Publié le 31 mars par Patrick Saurin pour le CADTM
Une des conséquences de la crise financière de 2007-2008 a consisté en une augmentation brutale et conséquente de la dette publique des États. Il a pourtant fallu attendre l’année 2011 pour voir se constituer en France un Collectif pour un Audit Citoyen de la dette publique (CAC) qui essaimera très vite dans le pays avec la création d’une centaine de collectifs locaux. Ses membres fondateurs sont des associations et des collectifs (tels ATTAC, le CADTM, la Fondation Copernic, la LDH, etc.), des syndicats (CGT, l’Union Syndicale Solidaires, la FSU). En octobre 2011, un « texte de référence » est publié par ces organisations avec l’appui de partis politiques (notamment le PCF, le Parti de Gauche, le NPA, les Verts). Le CAC se donne pour mission de procéder à un audit de la dette publique de la France mais aussi de celle des collectivités locales. Il s’attache également à développer une réflexion et des analyses en vue de contrebalancer le discours libéral mensonger sur la dette diffusé en boucle sur les médias mainstream.

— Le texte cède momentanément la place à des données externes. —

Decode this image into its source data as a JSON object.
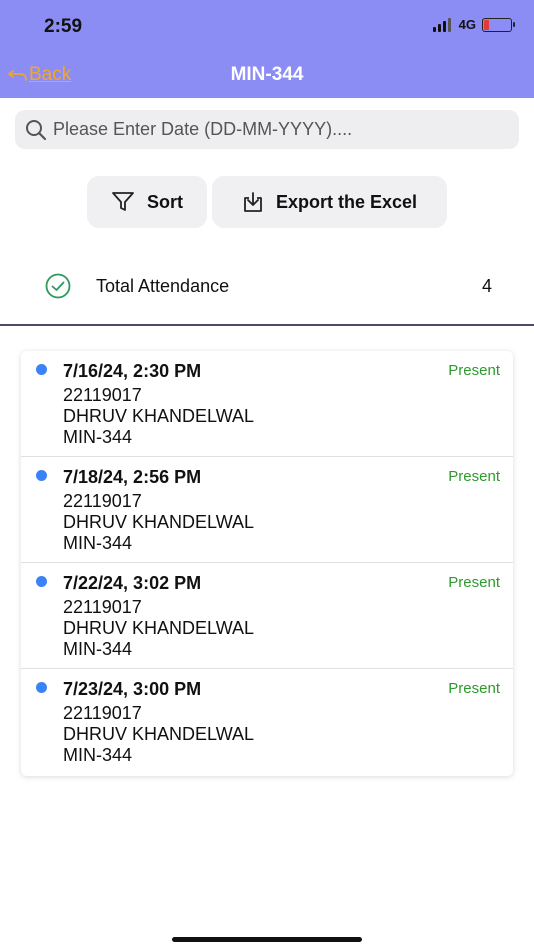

Des membres du CAC vont publier des articles, donner des entretiens, organiser des rencontres, des débats citoyens ainsi que des formations. Enfin, la principale contribution du CAC verra le jour en mai 2014 avec la publication du rapport d’audit intitulé : « Que faire de la dette ? Un audit de la dette publique de la France » (CAC 2014). Le CAC se propose d’apporter des réponses à des questions essentielles.
D’où vient la dette ? A-t-elle été contractée dans l’intérêt général, ou bien au bénéfice de minorités déjà privilégiées ? Qui détient ses titres ? Peut-on alléger son fardeau autrement qu’en appauvrissant les populations ? À l’issue de minutieuses investigations, ce document fait la démonstration qu’au moins 59 % de la dette publique française est illégitime. Il établit qu’en baissant ses recettes fiscales à travers des cadeaux aux riches particuliers et aux grosses sociétés, l’État s’est appauvri de 488 milliards d’euros. Par taux prohibitifs, l’État a dépensé 589 milliards d’euros de plus que s’il avait recouru à l’emprunt auprès des ménages et des banques à un taux d’intérêt réel de 2 %.
C’est au niveau local que les initiatives ont été les plus combatives. Des milliers de collectivités territoriales et des dizaines d’hôpitaux contaminés par les crédits toxiques des banques ont vu après 2008 les taux de ces emprunts bondir à des niveaux jamais vus, certains dépassant les 25 % (voir Saurin 2013). De nombreux audits de dettes de collectivités ont été réalisés par des collectifs qui ont révélé au grand jour les pratiques malhonnêtes des banques.
À Nîmes, Grenoble, Vichy et Dijon, des membres des CAC locaux ont engagé des actions en justice contre des délibérations de collectivités validant la sortie de ces emprunts moyennant le paiement d’indemnités représentant plusieurs fois le montant du capital restant dû des emprunts remboursés par anticipation. En 2018, à Nîmes, des militants du CAC local ont fait annuler par le tribunal administratif de la ville une délibération de la collectivité de Nîmes Métropole validant le paiement à la banque d’une indemnité de 58,6 millions d’euros, en plus des 10 millions d’euros du capital restant dû de l’emprunt remboursé.
Pour motiver leur décision, les juges ont retenu le défaut d’information du conseil communautaire, mais ils se sont bien gardés de se prononcer tant sur la nature spéculative et donc illégale de cet emprunt, que sur le caractère illégitime de l’indemnité. Sans l’appui des élus, seuls capables de décider la suspension du paiement de la dette et d’attaquer les banques en justice, l’audit citoyen montre ici ses limites. Il a malgré tout le mérite de révéler à la population la nature scandaleuse du système dette, les pratiques mafieuses des banques, et apporter ainsi des arguments en faveur de la répudiation des dettes illégitimes et de la socialisation du système bancaire.